‘Monstrous births’ and the making of race in the nineteenth-century United States


From the Middle Ages to the Enlightenment, “monstrous births” — malformed or anomalous fetuses — were, to Western medicine, an object of superstition. In 19th-century America, they became instead an object of the “modern scientific study of monstrosity,” a field formalized by French scientist Isidore Geoffroy Saint-Hilaire. This clinical turn was positioned against the backdrop of social, political, and economic activity that codified laws governing slavery, citizenship, immigration, family, wealth, and access to resources. In a new article published in Isis: A Journal of the History of Science Society, “Monstrosity in Medical Science: Race-Making and Teratology in the Nineteenth-Century United States,” Miriam Rich demonstrates how scientific interest in monstrous births served as a mechanism for stabilizing notions of race and racial hierarchy, and shaped modern medical discourse into a project of making race.
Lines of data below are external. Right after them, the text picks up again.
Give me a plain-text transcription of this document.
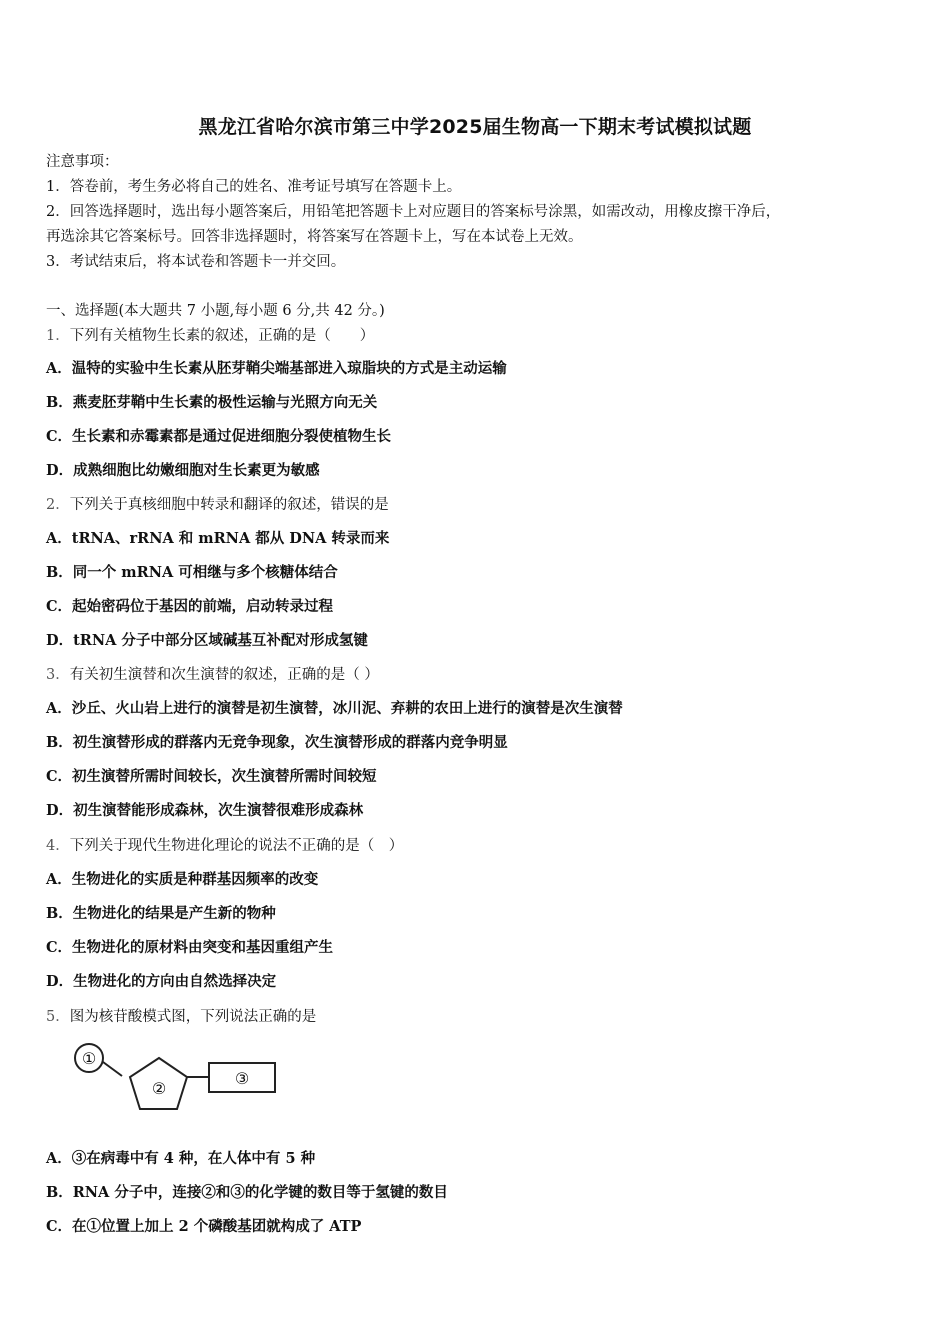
黑龙江省哈尔滨市第三中学2025届生物高一下期末考试模拟试题
注意事项：
1．答卷前，考生务必将自己的姓名、准考证号填写在答题卡上。
2．回答选择题时，选出每小题答案后，用铅笔把答题卡上对应题目的答案标号涂黑，如需改动，用橡皮擦干净后，
再选涂其它答案标号。回答非选择题时，将答案写在答题卡上，写在本试卷上无效。
3．考试结束后，将本试卷和答题卡一并交回。
一、选择题(本大题共 7 小题,每小题 6 分,共 42 分。)
1．下列有关植物生长素的叙述，正确的是（　　）
A．温特的实验中生长素从胚芽鞘尖端基部进入琼脂块的方式是主动运输
B．燕麦胚芽鞘中生长素的极性运输与光照方向无关
C．生长素和赤霉素都是通过促进细胞分裂使植物生长
D．成熟细胞比幼嫩细胞对生长素更为敏感
2．下列关于真核细胞中转录和翻译的叙述，错误的是
A．tRNA、rRNA 和 mRNA 都从 DNA 转录而来
B．同一个 mRNA 可相继与多个核糖体结合
C．起始密码位于基因的前端，启动转录过程
D．tRNA 分子中部分区域碱基互补配对形成氢键
3．有关初生演替和次生演替的叙述，正确的是（ ）
A．沙丘、火山岩上进行的演替是初生演替，冰川泥、弃耕的农田上进行的演替是次生演替
B．初生演替形成的群落内无竞争现象，次生演替形成的群落内竞争明显
C．初生演替所需时间较长，次生演替所需时间较短
D．初生演替能形成森林，次生演替很难形成森林
4．下列关于现代生物进化理论的说法不正确的是（　）
A．生物进化的实质是种群基因频率的改变
B．生物进化的结果是产生新的物种
C．生物进化的原材料由突变和基因重组产生
D．生物进化的方向由自然选择决定
5．图为核苷酸模式图，下列说法正确的是
①
②
③
A．③在病毒中有 4 种，在人体中有 5 种
B．RNA 分子中，连接②和③的化学键的数目等于氢键的数目
C．在①位置上加上 2 个磷酸基团就构成了 ATP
Rich presents three frameworks, or “logics of race,” that structured the study of monstrous birth, beginning with the schema of development in the field of teratology. Teratology, informed by the theory of epigenesis, proposed that monstrosity was caused by an arrest in the development of a fetus before it could reach its final, more perfect form. This model was predicated on a belief in both teleological progress and a hierarchy of being. It overlapped with taxonomies of race that placed white Europeans at the top, and therefore implied a correlation between infant “monsters” and the racialized subjects who fell farther down the continuum of species. As Rich writes, “Through the scientific framework of teratological development, monstrosity gained specificity as a way to articulate the nature of racial difference — as hierarchical, temporalized, and biologically embodied.”

The second logic of race articulated by Rich is that of the monster as “a race apart.” The “race apart” framework proposed that monstrous births comprised their own species, distinct even from human race categories, and was supported by the fact that monsters could be born to women of any race. Rich draws upon the examples of an enslaved Black woman in Georgia and a white English woman in Philadelphia, both of whom gave birth to infants with anencephaly. As she notes, “Within a leading taxonomic cosmology of the era’s medical science…the two women in these cases did not belong to the same species as one another — but, remarkably, their monstrous infants did.” Rich suggests that despite the departure this theory represents from contemporary notions of race as congenital and immanent, the “race apart” thesis was ultimately used to legitimize a system of racial hierarchy.

The third and final logic of race examined in this article is that of “monstrosity as racial degeneracy.” In the aftermath of Emancipation, fears on the part of white hegemony regarding the destabilized racial categories that slavery had once upheld were transmuted into fears regarding social and evolutionary decline. Since the favored model of Darwinian evolution at this time was one of progress, and the theory of teratology had conflated fetal developmental progress with whiteness, monstrous births in this period were seen as signs of atavism, and thus of regression into non-whiteness. In addition to reinforcing the racial boundaries of the late 19th-century, Rich writes, this schema of monstrosity would also pave the way for early 20th-century eugenics.

In this article, Rich argues that the interpretation of monstrosity used by 19th-century scientists had significant implications for the racial caste system in the United States and for medicine as a discipline. The study of monstrous births shaped human reproduction into a site of the inscription of fixed racial difference, and embedded within modern medical discourse a practice of racial hierarchy.